Factor labels should be supplied in the usual GenStat form, starting with !T( with the entries separated by commas, and terminated with a closing bracket ')'. If any of the labels contain one or more of the characters '!', ',' or ')' - exclamation mark, comma or left bracket, then the label must be contained in single quotes. Note that if a label contains a single quote this must be doubled up. For example, the string (Pierre David's) should be supplied as '(Pierre David''s)'. If labels do not include any of the reserved characters then you do not need to use single quote's. For example, the following could be used !T(A,B,C,'(D-E)'). Any numbers within the list will be interpreted as a string provided the !T is given at the start of the label list.

Factor levels should start with !( where the numbers are separated by commas and terminated with a closing bracket ). If any of the entries in the list is not a valid number, then the list will be interpreted as the labels of the factor, equivalent to starting the list with !T(.

Note the type marker ! is redundant if the labels or levels are given.

The column extra description can be given as a plain string of text. This should not start with one of the reserved characters '!', '$', '#' or ':'.

You can combine the factor label/level specification and an extra description into a single comment. These must be specified in the following order:r: factor levels or labels, followed by a new line (use Shift+Enter to enter this into the comment in Excel), followed by the column type/display symbols, followed by the column description. The following gives an example of a factor being given labels, but with the levels in date format with a description:
!T('Spring','Summer','Autumn','Winter')
:D Seasonal Summary

If factor values are supplied as ordinals (1,2,3...), then levels or labels can be used to label these within GenStat. For example, a column called Sex could have the levels (1,2) and labels !T(Male,Female) applied to it. Also, if the data for the factor are specified as levels e.g. (10,20,40,100), then the comment can be used to apply labels to the levels, so a comment of !T('Half','Standard','Double','High') could give these labels to the 4 groups.

If the factor has levels or labels in the column data, the cell comment can be used to specify the order that these given in the factor, so that a comment of !T(Nil,Wild,AR1,AR37) can be used to change the label ordering from the default alphabetical ordering of AR1,AR37,Nil,Wild.

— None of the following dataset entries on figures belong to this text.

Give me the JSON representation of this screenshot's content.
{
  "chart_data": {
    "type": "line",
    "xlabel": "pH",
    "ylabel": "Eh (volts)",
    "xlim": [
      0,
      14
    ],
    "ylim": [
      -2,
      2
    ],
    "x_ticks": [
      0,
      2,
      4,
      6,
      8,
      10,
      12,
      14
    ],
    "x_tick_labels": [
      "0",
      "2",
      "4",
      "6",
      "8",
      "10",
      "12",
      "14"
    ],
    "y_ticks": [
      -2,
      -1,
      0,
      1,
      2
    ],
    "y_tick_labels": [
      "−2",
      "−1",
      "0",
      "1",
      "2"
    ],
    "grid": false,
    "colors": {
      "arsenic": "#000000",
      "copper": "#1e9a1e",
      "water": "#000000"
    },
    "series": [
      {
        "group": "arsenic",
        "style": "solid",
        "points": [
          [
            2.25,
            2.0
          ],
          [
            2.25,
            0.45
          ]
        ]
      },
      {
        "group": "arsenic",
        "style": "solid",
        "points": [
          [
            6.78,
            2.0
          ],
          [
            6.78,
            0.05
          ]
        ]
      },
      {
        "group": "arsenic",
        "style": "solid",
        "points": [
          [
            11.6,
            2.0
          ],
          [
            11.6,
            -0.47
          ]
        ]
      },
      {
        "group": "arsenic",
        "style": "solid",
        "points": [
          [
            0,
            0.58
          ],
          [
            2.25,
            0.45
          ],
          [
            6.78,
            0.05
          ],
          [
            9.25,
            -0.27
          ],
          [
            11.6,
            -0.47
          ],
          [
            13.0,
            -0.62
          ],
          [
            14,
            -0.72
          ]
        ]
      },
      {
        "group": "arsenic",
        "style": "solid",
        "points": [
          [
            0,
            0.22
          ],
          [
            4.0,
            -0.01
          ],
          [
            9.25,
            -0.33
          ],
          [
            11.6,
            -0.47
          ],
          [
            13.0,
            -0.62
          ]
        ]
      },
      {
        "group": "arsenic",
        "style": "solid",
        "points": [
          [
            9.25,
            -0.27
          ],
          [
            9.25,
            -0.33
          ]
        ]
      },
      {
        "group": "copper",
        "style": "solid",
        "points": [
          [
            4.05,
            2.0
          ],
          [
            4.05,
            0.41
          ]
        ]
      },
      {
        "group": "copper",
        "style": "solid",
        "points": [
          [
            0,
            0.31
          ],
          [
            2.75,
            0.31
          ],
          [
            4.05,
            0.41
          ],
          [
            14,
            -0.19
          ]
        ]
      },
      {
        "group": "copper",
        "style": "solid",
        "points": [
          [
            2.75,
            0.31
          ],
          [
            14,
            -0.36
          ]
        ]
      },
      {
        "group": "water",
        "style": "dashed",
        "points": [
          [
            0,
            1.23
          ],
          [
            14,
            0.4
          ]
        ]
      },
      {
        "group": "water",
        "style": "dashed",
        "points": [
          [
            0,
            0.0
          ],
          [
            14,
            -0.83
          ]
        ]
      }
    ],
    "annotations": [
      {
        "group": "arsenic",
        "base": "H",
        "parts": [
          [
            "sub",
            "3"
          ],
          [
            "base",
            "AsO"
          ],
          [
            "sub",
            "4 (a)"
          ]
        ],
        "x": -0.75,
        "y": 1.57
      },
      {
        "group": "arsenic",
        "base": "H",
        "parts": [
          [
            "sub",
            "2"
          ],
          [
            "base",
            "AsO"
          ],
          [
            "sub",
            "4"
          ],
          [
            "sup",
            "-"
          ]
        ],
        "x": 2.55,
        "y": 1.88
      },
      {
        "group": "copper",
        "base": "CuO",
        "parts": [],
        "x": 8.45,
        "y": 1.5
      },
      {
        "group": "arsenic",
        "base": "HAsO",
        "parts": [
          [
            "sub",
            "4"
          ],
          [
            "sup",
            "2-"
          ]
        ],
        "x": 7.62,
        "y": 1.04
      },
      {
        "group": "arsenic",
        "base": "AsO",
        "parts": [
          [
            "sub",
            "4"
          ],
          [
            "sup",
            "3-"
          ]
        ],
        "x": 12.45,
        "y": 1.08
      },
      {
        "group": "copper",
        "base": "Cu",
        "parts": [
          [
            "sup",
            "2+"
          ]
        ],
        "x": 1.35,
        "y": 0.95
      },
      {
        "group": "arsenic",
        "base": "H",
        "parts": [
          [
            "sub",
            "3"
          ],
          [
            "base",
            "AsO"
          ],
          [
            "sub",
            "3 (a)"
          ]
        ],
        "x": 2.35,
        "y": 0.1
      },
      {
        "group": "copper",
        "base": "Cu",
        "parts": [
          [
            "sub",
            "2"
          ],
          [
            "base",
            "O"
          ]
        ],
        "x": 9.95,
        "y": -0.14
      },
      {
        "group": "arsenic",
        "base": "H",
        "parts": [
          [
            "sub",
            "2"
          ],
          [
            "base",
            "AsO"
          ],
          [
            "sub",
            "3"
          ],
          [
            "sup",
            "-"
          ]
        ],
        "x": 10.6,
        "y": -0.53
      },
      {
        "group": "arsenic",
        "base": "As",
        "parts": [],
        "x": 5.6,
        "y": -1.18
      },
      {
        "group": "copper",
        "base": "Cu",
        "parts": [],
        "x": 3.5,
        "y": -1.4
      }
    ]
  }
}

Similarly if levels are provided with the column, the a redorering such as!(10,5,2,1,0.5) could be used to specify the levels should be stored in decreasing order rather than ascending order as by default.

An example of an Excel cell comment is shown below.

Size of the Spreadsheet

In general a GenStat spreadsheet's size is set to fit the required data for a given analysis. GenStat does not create the maximum sized sheet just in case you want to enter a large amount of data, as this can be inefficient. You need to specify the size of the spreadsheet you will need when you open it, and you can change this as below. When you save a file GenStat will remove empty rows and columns if the option Remove Empty Rows and Columns on Save is selected in the Spreadsheet File Options tab (opened by selecting the Spreadsheet Options item on the Tools menu).

The default size of an empty GenStat spreadsheet opened on startup is 10 columns by 100 rows. You can change the default size of a GenStat spreadsheet using the Options - Workspace dialog (opened by selecting Options on the Tools menu). If a new spreadsheet is opened using the File menu then you can specify the size of the spreadsheet within the File New - Spreadsheet dialog.

Each Excel spreadsheet is the same size, that is 256 columns by 65536 rows. Within GenStat a single GenStat spreadsheet can hold up to 16000 columns and an unlimited number of rows (provided you have enough memory on your computer). You can specify the maximum number of columns allowed within the File tab on the Spreadsheet Options.

What if the Excel Data is not Column based?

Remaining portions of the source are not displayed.